Document Segmentation Engine Overview

The Document Segmentation Engine analyzes PDF documents and extracts specific page ranges based on semantic descriptions, explicit page ranges, or table of contents entries. It supports multi-stage filtering with optimized processing for large documents.

Engine Inputs

The Document Segmentation Engine Configuration has the following parameters:
  • page_description: required. A semantic description of the pages to select. Supports multiple formats:
    • Semantic search: Natural language description of target pages (e.g., “Any page containing financial data”)
    • @PAGERANGE prefix: Explicit page ranges (e.g., @PAGERANGE: 3, 5-15)
    • @TOC prefix: Table of contents entries (e.g., @TOC: Chapter 1, Section 2)
    • Can combine multiple formats in one query
  • pdf_file: required. PDF file to select pages from.
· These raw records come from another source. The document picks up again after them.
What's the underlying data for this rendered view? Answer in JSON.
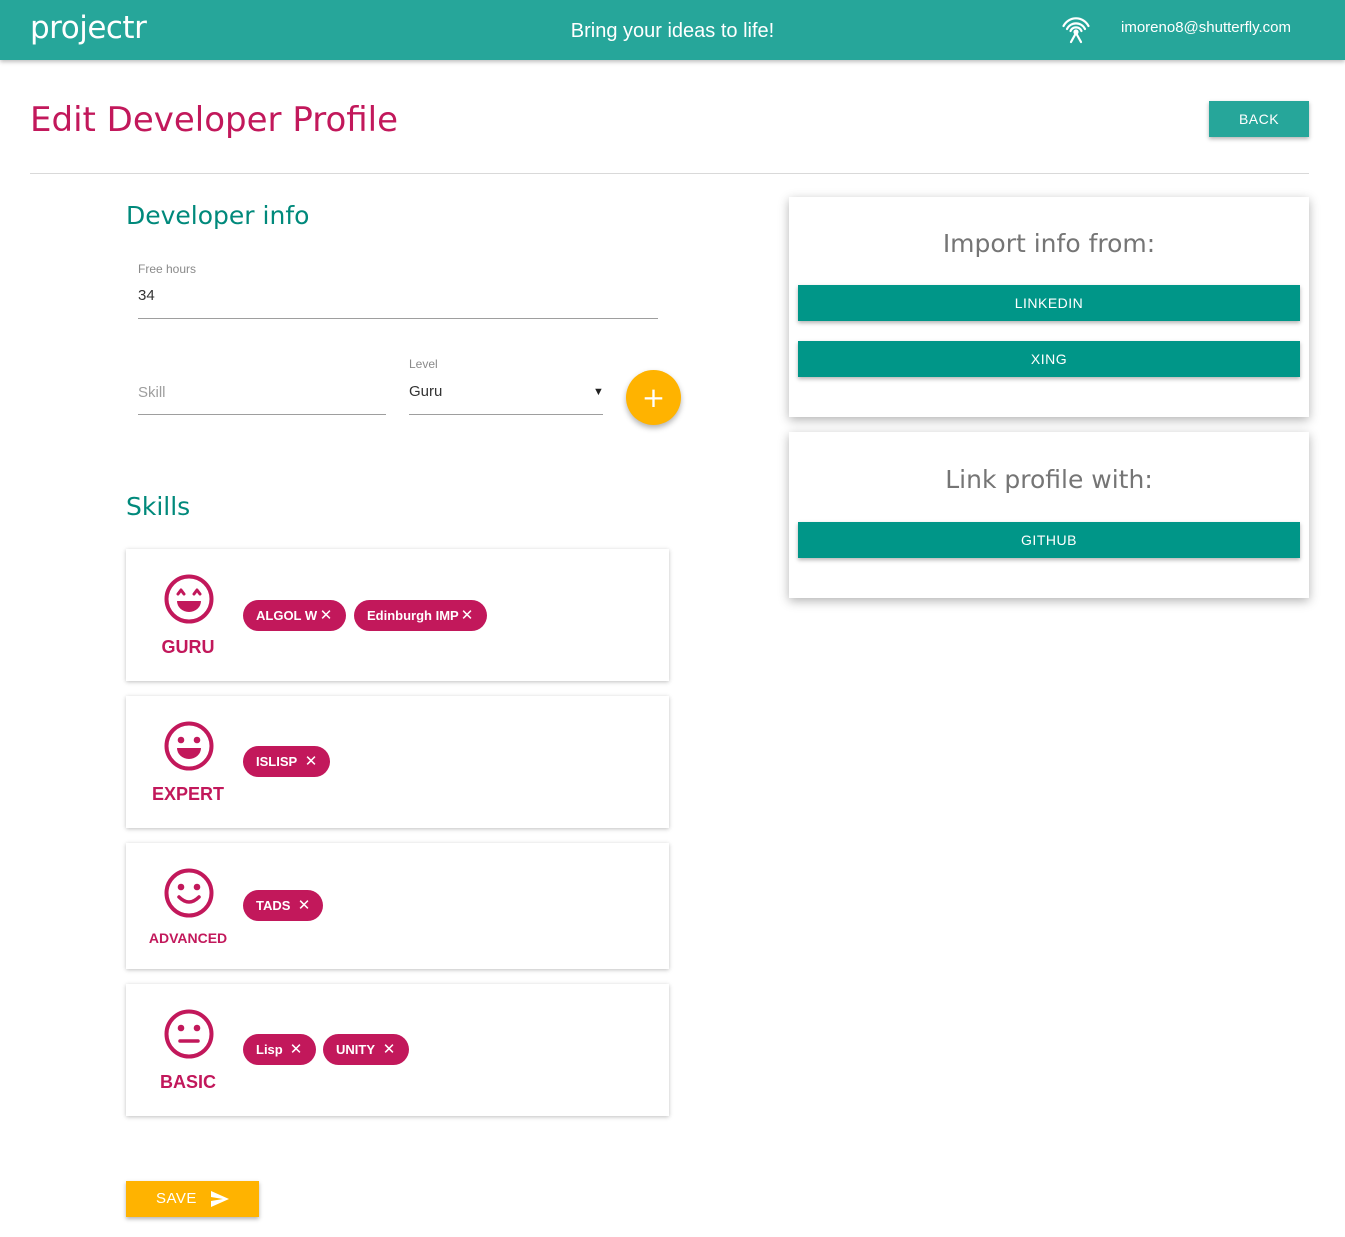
{
  "header": {
    "brand": "projectr",
    "tagline": "Bring your ideas to life!",
    "user_email": "imoreno8@shutterfly.com"
  },
  "page": {
    "title": "Edit Developer Profile",
    "back_label": "BACK"
  },
  "developer_info": {
    "title": "Developer info",
    "free_hours_label": "Free hours",
    "free_hours_value": "34",
    "skill_placeholder": "Skill",
    "level_label": "Level",
    "level_value": "Guru",
    "add_icon": "plus-icon"
  },
  "skills": {
    "title": "Skills",
    "groups": [
      {
        "level": "GURU",
        "icon": "grinning-face-icon",
        "chips": [
          "ALGOL W",
          "Edinburgh IMP"
        ]
      },
      {
        "level": "EXPERT",
        "icon": "smiling-face-icon",
        "chips": [
          "ISLISP"
        ]
      },
      {
        "level": "ADVANCED",
        "icon": "slight-smile-face-icon",
        "chips": [
          "TADS"
        ]
      },
      {
        "level": "BASIC",
        "icon": "neutral-face-icon",
        "chips": [
          "Lisp",
          "UNITY"
        ]
      }
    ]
  },
  "save_label": "SAVE",
  "import_panel": {
    "title": "Import info from:",
    "buttons": [
      "LINKEDIN",
      "XING"
    ]
  },
  "link_panel": {
    "title": "Link profile with:",
    "buttons": [
      "GITHUB"
    ]
  },
  "colors": {
    "primary": "#26a69a",
    "accent": "#c2185b",
    "amber": "#ffb300",
    "teal_dark": "#009688"
  }
}
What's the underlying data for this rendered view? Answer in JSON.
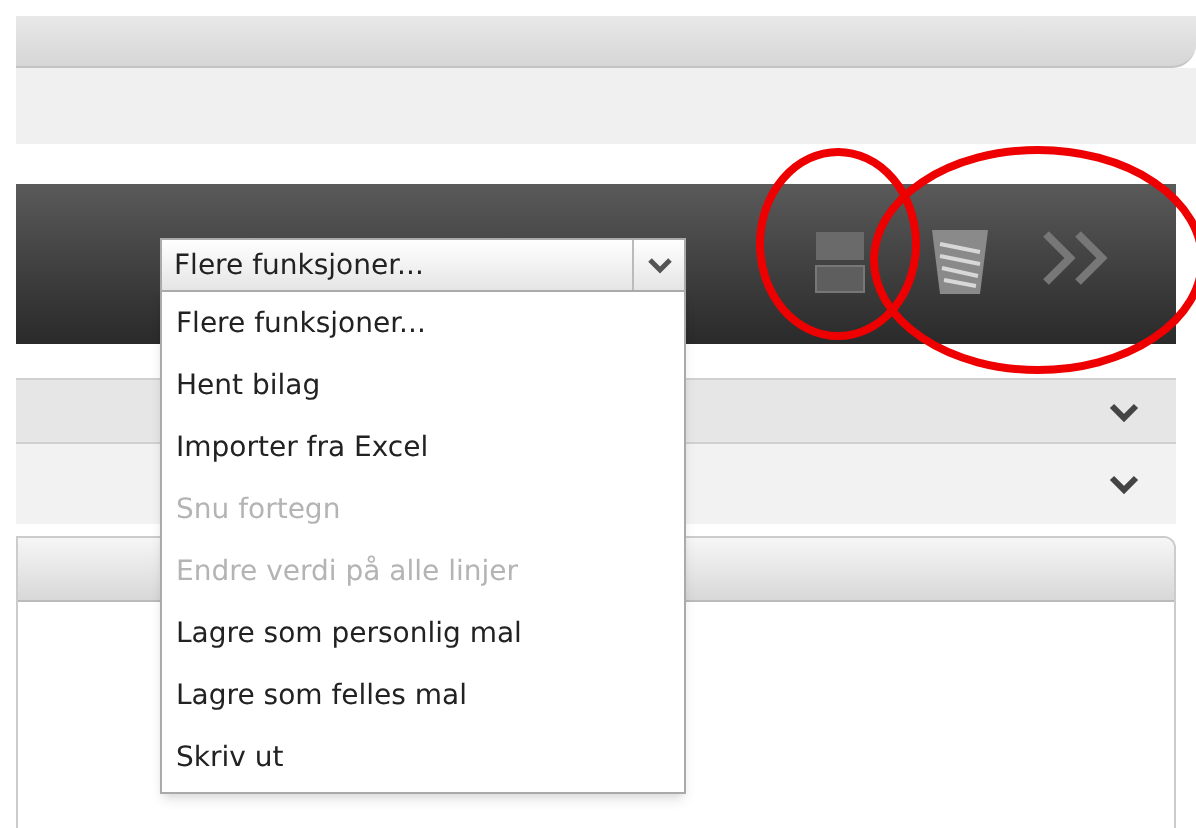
{
  "toolbar": {
    "select": {
      "value": "Flere funksjoner..."
    }
  },
  "menu": {
    "items": [
      {
        "label": "Flere funksjoner...",
        "disabled": false
      },
      {
        "label": "Hent bilag",
        "disabled": false
      },
      {
        "label": "Importer fra Excel",
        "disabled": false
      },
      {
        "label": "Snu fortegn",
        "disabled": true
      },
      {
        "label": "Endre verdi på alle linjer",
        "disabled": true
      },
      {
        "label": "Lagre som personlig mal",
        "disabled": false
      },
      {
        "label": "Lagre som felles mal",
        "disabled": false
      },
      {
        "label": "Skriv ut",
        "disabled": false
      }
    ]
  }
}
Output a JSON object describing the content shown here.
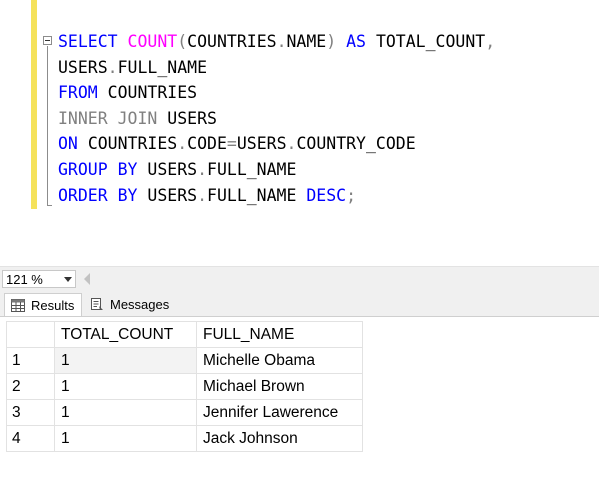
{
  "editor": {
    "lines": [
      [
        {
          "t": "SELECT ",
          "c": "kw"
        },
        {
          "t": "COUNT",
          "c": "fn"
        },
        {
          "t": "(",
          "c": "gr"
        },
        {
          "t": "COUNTRIES",
          "c": "tx"
        },
        {
          "t": ".",
          "c": "gr"
        },
        {
          "t": "NAME",
          "c": "tx"
        },
        {
          "t": ") ",
          "c": "gr"
        },
        {
          "t": "AS ",
          "c": "kw"
        },
        {
          "t": "TOTAL_COUNT",
          "c": "tx"
        },
        {
          "t": ",",
          "c": "gr"
        }
      ],
      [
        {
          "t": "USERS",
          "c": "tx"
        },
        {
          "t": ".",
          "c": "gr"
        },
        {
          "t": "FULL_NAME",
          "c": "tx"
        }
      ],
      [
        {
          "t": "FROM ",
          "c": "kw"
        },
        {
          "t": "COUNTRIES",
          "c": "tx"
        }
      ],
      [
        {
          "t": "INNER JOIN ",
          "c": "gr"
        },
        {
          "t": "USERS",
          "c": "tx"
        }
      ],
      [
        {
          "t": "ON ",
          "c": "kw"
        },
        {
          "t": "COUNTRIES",
          "c": "tx"
        },
        {
          "t": ".",
          "c": "gr"
        },
        {
          "t": "CODE",
          "c": "tx"
        },
        {
          "t": "=",
          "c": "gr"
        },
        {
          "t": "USERS",
          "c": "tx"
        },
        {
          "t": ".",
          "c": "gr"
        },
        {
          "t": "COUNTRY_CODE",
          "c": "tx"
        }
      ],
      [
        {
          "t": "GROUP BY ",
          "c": "kw"
        },
        {
          "t": "USERS",
          "c": "tx"
        },
        {
          "t": ".",
          "c": "gr"
        },
        {
          "t": "FULL_NAME",
          "c": "tx"
        }
      ],
      [
        {
          "t": "ORDER BY ",
          "c": "kw"
        },
        {
          "t": "USERS",
          "c": "tx"
        },
        {
          "t": ".",
          "c": "gr"
        },
        {
          "t": "FULL_NAME ",
          "c": "tx"
        },
        {
          "t": "DESC",
          "c": "kw"
        },
        {
          "t": ";",
          "c": "gr"
        }
      ]
    ]
  },
  "zoom": {
    "value": "121 %"
  },
  "tabs": {
    "results": "Results",
    "messages": "Messages"
  },
  "grid": {
    "columns": [
      "TOTAL_COUNT",
      "FULL_NAME"
    ],
    "rows": [
      {
        "num": "1",
        "total_count": "1",
        "full_name": "Michelle Obama"
      },
      {
        "num": "2",
        "total_count": "1",
        "full_name": "Michael Brown"
      },
      {
        "num": "3",
        "total_count": "1",
        "full_name": "Jennifer Lawerence"
      },
      {
        "num": "4",
        "total_count": "1",
        "full_name": "Jack Johnson"
      }
    ]
  },
  "colors": {
    "keyword": "#0000ff",
    "function": "#ff00ff",
    "operator": "#808080",
    "change_bar": "#f5e25b"
  },
  "icons": [
    "collapse-icon",
    "dropdown-arrow-icon",
    "scroll-left-icon",
    "results-grid-icon",
    "messages-icon"
  ]
}
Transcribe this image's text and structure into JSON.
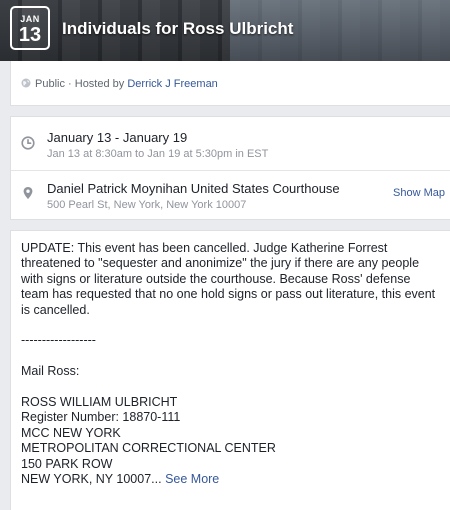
{
  "header": {
    "month": "JAN",
    "day": "13",
    "title": "Individuals for Ross Ulbricht"
  },
  "host": {
    "privacy": "Public",
    "separator": " · ",
    "hosted_by_label": "Hosted by ",
    "host_name": "Derrick J Freeman"
  },
  "when": {
    "range": "January 13 - January 19",
    "detail": "Jan 13 at 8:30am to Jan 19 at 5:30pm in EST"
  },
  "where": {
    "name": "Daniel Patrick Moynihan United States Courthouse",
    "address": "500 Pearl St, New York, New York 10007",
    "show_map": "Show Map"
  },
  "description": {
    "update": "UPDATE: This event has been cancelled. Judge Katherine Forrest threatened to \"sequester and anonimize\" the jury if there are any people with signs or literature outside the courthouse. Because Ross' defense team has requested that no one hold signs or pass out literature, this event is cancelled.",
    "divider": "------------------",
    "mail_label": "Mail Ross:",
    "address_lines": [
      "ROSS WILLIAM ULBRICHT",
      "Register Number: 18870-111",
      "MCC NEW YORK",
      "METROPOLITAN CORRECTIONAL CENTER",
      "150 PARK ROW"
    ],
    "last_line": "NEW YORK, NY 10007...",
    "see_more": "See More"
  },
  "icons": {
    "privacy": "globe-icon",
    "time": "clock-icon",
    "location": "map-pin-icon"
  }
}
Can be file uploads, URLs, or file IDs.
  • model: optional. The AI model to use (defaults to tier 1 image model).
Example page_description:
@TOC: Chapter 1, Section 2, some-relevant-text;
@PAGERANGE: 3, 5-15;
Any page containing financial statements
See Template Strings for dynamic parameter configuration.

Engine Output

The output is a list of page ranges matching the specified criteria.